We can even change bullets in mid-form, which is useful for multi-level bulleting. Of course, in that case we're going to need a loop again, since form itself has only one level of intrinsic looping:


    %categories = (
       Animal    => ["The mighty destrider, ship of the knight",
                     "The patient cat, warden of the granary",
                     "Our beloved king, whom we shall soon have to kill"],
       Vegetable => ["The lovely peony, garland of Eddore",
                     "The mighty oak, from which tiny acorns grow",
                     "The humble cabbage, both food and metaphor for the fool"],
       Mineral   => ["Gold, for which men thirst",
                     "Salt, by which men thirst",
                     "Sand, on which men thirst"],
    );

    for %categories.kv -> $category, @examples {
        print form
            :bullet('*'),  "* {<<<<<<<<<<<<<<<<<<<<<<<<<<<<}",  $category,
            :bullet('-'),  "    - {[[[[[[[[[[[[[[[[[[[[[[[[}",  @examples;
    }

This would produce:


    * Mineral                       
        - Gold, for which men thirst
        - Salt, by which men thirst 
        - Sand, on which men thirst 
    * Animal                        
        - The mighty destrider, ship
          of the knight             
        - The patient cat, warden of
          the granary               
        - Our beloved king, whom we 
          shall soon have to kill   
    * Vegetable                     
        - The lovely peony, garland 
          of Eddore                 
        - The mighty oak, from which
          tiny acorns grow          
        - The humble cabbage, both  
          food and metaphor for the 
          fool

All's well that ends...

Report generation was one of Perl's original raisons d'etre.
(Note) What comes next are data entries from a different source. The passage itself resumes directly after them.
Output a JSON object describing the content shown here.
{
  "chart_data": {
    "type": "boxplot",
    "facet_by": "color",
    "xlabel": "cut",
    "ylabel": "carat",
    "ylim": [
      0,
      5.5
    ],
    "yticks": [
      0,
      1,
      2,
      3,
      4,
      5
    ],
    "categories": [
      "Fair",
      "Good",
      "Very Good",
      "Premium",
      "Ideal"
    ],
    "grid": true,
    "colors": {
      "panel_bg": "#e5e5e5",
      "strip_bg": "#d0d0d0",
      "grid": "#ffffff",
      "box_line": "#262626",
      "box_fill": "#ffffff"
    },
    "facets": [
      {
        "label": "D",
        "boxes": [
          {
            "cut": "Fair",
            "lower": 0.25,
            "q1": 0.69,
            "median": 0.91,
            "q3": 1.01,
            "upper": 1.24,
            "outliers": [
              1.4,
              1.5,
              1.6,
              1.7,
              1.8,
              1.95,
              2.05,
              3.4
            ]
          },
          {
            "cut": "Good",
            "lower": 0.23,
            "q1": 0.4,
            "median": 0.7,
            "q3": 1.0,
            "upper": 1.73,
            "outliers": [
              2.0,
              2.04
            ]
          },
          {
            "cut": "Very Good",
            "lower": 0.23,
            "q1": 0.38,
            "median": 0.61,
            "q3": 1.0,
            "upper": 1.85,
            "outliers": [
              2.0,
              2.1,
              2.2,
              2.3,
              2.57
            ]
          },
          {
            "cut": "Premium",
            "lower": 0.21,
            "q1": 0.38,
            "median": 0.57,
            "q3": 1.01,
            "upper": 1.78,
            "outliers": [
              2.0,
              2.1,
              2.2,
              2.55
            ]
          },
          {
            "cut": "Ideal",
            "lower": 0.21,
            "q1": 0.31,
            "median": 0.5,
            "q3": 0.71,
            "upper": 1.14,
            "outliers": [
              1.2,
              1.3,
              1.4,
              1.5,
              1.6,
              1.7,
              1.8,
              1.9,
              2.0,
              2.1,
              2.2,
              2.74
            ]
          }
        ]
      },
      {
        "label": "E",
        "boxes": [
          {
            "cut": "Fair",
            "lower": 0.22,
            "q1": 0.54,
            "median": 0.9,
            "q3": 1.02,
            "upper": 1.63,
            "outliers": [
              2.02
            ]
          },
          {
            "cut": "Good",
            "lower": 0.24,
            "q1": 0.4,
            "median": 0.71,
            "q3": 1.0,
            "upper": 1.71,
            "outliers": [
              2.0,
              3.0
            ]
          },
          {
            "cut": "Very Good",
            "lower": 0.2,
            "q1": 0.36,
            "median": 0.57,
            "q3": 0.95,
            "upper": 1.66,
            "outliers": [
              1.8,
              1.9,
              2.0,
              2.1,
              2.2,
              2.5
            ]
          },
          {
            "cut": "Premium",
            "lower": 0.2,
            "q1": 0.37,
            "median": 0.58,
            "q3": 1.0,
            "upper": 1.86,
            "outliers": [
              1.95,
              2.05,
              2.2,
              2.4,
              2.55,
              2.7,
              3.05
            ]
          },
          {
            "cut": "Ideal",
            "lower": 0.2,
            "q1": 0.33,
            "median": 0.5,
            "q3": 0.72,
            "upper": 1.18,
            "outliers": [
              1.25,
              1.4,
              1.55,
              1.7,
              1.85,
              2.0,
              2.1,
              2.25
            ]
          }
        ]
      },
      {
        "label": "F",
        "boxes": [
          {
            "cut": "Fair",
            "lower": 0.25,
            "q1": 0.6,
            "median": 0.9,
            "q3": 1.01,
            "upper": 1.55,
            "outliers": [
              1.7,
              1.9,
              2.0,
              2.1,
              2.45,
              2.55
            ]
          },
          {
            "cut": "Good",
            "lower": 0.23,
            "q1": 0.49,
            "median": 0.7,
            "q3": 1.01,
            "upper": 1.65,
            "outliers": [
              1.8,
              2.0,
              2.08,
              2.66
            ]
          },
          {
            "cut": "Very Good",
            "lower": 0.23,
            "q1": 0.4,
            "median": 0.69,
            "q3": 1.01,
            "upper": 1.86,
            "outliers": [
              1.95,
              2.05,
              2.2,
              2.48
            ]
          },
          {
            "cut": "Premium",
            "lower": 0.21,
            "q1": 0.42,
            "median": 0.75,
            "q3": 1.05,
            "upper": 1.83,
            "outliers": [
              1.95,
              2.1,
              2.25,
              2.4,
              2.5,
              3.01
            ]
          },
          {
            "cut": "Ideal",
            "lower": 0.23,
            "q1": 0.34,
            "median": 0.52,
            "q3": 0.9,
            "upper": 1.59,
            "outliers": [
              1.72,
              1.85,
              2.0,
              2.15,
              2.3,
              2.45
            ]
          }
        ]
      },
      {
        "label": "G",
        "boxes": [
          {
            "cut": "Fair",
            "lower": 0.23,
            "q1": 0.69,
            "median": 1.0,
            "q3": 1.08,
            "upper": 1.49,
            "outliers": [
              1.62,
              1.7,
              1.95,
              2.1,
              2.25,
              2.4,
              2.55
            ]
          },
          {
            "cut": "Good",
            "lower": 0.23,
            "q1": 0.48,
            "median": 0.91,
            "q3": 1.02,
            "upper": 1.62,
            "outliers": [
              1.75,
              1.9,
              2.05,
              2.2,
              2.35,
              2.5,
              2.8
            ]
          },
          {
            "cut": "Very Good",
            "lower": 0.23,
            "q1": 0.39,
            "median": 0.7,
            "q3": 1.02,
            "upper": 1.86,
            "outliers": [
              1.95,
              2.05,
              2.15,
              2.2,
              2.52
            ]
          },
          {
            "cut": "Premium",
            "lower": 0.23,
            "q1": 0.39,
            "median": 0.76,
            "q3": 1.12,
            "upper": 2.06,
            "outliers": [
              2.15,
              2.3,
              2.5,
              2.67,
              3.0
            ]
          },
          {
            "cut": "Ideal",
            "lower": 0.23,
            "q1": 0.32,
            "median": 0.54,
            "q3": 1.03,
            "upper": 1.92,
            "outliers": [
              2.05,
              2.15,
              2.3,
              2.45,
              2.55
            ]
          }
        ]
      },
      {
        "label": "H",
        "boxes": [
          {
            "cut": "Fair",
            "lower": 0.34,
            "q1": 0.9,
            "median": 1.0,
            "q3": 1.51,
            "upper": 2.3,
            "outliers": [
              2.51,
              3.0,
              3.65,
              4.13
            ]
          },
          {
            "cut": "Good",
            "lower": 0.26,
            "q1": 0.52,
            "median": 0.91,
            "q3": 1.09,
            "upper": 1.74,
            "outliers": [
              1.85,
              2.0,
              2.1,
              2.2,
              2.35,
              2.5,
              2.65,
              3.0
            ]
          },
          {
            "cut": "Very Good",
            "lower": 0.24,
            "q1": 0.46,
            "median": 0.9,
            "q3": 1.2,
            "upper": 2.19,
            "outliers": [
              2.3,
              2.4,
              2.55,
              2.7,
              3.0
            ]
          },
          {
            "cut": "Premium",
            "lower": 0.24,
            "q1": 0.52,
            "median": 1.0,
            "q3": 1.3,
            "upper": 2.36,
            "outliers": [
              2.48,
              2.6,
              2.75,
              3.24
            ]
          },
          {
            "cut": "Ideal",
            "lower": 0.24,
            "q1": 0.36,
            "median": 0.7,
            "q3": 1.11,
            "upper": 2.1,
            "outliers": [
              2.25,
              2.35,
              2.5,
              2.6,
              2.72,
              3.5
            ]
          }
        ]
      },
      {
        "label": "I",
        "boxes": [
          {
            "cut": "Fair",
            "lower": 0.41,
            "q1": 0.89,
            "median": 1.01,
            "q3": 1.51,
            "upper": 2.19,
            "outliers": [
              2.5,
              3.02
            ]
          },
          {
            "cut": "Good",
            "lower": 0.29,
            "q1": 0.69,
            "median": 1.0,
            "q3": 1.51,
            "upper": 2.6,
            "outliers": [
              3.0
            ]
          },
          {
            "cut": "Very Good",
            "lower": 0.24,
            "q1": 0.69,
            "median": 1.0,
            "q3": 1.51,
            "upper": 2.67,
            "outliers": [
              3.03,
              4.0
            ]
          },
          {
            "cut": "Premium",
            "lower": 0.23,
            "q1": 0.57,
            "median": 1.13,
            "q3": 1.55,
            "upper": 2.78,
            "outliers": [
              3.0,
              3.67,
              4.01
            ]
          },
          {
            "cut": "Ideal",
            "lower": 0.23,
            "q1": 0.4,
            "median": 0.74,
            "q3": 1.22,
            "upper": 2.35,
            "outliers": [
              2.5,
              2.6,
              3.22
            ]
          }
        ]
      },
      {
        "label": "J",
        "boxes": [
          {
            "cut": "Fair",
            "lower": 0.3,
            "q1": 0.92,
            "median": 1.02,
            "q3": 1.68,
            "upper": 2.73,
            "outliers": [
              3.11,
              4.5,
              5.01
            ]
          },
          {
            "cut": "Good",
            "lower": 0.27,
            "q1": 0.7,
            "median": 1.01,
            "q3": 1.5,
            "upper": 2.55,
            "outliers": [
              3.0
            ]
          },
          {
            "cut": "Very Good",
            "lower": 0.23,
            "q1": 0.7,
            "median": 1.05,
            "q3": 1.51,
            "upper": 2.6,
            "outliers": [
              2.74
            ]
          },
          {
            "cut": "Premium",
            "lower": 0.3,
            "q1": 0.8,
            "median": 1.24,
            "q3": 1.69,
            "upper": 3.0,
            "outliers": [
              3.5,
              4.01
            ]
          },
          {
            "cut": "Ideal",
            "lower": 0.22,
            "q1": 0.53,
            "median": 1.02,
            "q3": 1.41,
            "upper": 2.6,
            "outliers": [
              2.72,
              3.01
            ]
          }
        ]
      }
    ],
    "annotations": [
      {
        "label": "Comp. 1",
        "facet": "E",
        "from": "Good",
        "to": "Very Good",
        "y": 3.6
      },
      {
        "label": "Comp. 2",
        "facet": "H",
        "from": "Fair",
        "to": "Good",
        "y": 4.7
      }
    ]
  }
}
Over the years we've found out what format does well, and where its limitations lurk. The new Perl 6 form function aims to preserve format's simple approach to report generation and build on its strengths by adding:

  • independence from the I/O system;
  • run-time specifiable format strings;
  • a wider range of useful field types, including fully justified, verbatim, and overflow fields;
  • the ability to define new field types;
  • sophisticated formatting of numeric/currency data;
  • declarative, imperative, distributive, and extensible field widths;
  • more flexible control of headers, footers, and page layout;
  • control over line-breaking, whitespace squeezing, and filling of empty fields; and
  • support for creating plaintext lists, tables, and graphs.

And because it's now part of a module, rather than a core component, form will be able to evolve more easily to meet the needs of its community. For example, we are currently investigating how we might add facilities for specifying numerical bullets, for formatting text using variable-width fonts, and for outputting HTML instead of plaintext.

If you're a regular user of Perl 5's format you might like to try the form function instead. It's available right now in the Perl6::Form module, which waits upon thy pleasure at the CPAN.